Monitoring post-release survival of sandpaper skates to support bycatch reduction and mitigation measures.
- Tracking and monitoring released skates through satellite tagging
- Blood samples taken to study capture-related stress
- Advancing understanding of the long-term effects of the current release process
Start date: April 2023
Student Research Grant
Colette Appert, Institute of Marine and Antarctic Science, University of Tasmania
Heard Island & McDonald Island Toothfish & Icefish Fishery, Australia
Addressing data deficiencies in post-release survival
Skate are a bycatch species in the Heard Island and McDonald Island longline toothfish and icefish fishery, which operates in the Kerguelen Plateau in the southern Indian Ocean. Over 90% of skates caught are released back into the sea alive, however it is unknown how many survive the capture and release process.

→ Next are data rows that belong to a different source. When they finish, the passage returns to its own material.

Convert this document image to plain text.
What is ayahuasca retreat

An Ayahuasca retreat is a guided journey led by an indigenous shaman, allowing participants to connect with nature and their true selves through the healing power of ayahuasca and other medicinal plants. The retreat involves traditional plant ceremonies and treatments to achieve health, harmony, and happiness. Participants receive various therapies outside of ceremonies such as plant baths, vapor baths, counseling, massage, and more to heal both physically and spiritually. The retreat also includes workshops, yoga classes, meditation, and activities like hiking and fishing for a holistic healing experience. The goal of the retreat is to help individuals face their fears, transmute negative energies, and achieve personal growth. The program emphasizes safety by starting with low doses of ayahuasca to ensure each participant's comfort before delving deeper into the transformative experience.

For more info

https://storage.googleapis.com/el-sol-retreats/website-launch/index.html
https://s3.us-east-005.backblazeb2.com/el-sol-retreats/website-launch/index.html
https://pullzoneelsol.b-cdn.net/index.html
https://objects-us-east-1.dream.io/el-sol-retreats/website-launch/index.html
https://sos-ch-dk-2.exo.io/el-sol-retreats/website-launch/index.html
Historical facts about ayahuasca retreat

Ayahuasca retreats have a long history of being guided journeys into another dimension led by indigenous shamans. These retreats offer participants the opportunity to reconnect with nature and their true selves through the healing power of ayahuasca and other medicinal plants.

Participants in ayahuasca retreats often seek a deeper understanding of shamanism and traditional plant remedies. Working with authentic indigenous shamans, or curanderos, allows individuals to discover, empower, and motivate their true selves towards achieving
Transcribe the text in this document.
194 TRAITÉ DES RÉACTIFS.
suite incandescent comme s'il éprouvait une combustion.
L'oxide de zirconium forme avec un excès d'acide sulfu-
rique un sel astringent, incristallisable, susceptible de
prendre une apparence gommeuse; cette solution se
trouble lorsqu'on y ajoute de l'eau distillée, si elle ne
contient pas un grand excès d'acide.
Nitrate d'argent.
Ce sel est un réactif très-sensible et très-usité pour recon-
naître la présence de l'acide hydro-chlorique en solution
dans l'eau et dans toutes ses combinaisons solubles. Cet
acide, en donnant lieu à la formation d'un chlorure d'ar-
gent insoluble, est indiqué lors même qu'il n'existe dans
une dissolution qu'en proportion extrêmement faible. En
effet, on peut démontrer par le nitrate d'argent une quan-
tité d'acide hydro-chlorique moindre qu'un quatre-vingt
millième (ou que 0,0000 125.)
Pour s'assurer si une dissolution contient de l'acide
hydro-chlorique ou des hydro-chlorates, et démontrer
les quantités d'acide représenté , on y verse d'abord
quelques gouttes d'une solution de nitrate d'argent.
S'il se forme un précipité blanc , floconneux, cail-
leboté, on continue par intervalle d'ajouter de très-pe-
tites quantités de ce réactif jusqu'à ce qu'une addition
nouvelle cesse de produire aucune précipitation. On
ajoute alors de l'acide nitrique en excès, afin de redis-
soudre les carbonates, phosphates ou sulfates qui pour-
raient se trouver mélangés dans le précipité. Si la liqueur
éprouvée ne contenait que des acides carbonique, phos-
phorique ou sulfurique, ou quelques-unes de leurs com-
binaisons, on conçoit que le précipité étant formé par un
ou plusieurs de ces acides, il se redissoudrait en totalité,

The study will address this lack of data by identifying the post-release survival rate of sandpaper skates (Bathyraja irrasa) and the factors that influence survival. This will allow a more accurate estimation of the fishery’s impact on the skate population and support the development of a more effective bycatch management strategy if needed.
“Currently, only retained skates are counted towards fishery removals, but the overall fisheries-induced mortality may be substantially higher due to the high number of skates released after capture and the unknown, but potentially low, post-release survival.”PhD student at the University of Tasmania
Monitoring skate mortality
Colette Appert, a PhD student at the University of Tasmania, will collect samples from skates caught on toothfish longlines to identify biological traits that may predict survival.
The skates will be weighed, measured and sexed, and blood samples taken to be analysed for markers of capture-related stress. Satellite tagging will allow the skates to be tracked and monitored once released, providing data on how many survive and for how long.
Building partnerships to drive progress
Support from the MSC’s Ocean Stewardship Fund will enable Colette to travel to France to work with Dr Clara Péron and Dr Alexis Lécu, who have expertise in skate bycatch in the Kerguelen Plateau and capture-related stress markers in skates respectively.
Collaboration between the two research groups will help drive improvements in sustainable fishing on a wider scale, with the findings applicable to both the Australian fishery and the French SARPC toothfish fishery. Better understanding of skate survival rates could support the development of an aligned bycatch mitigation strategy, helping to reduce skate bycatch throughout the entire region.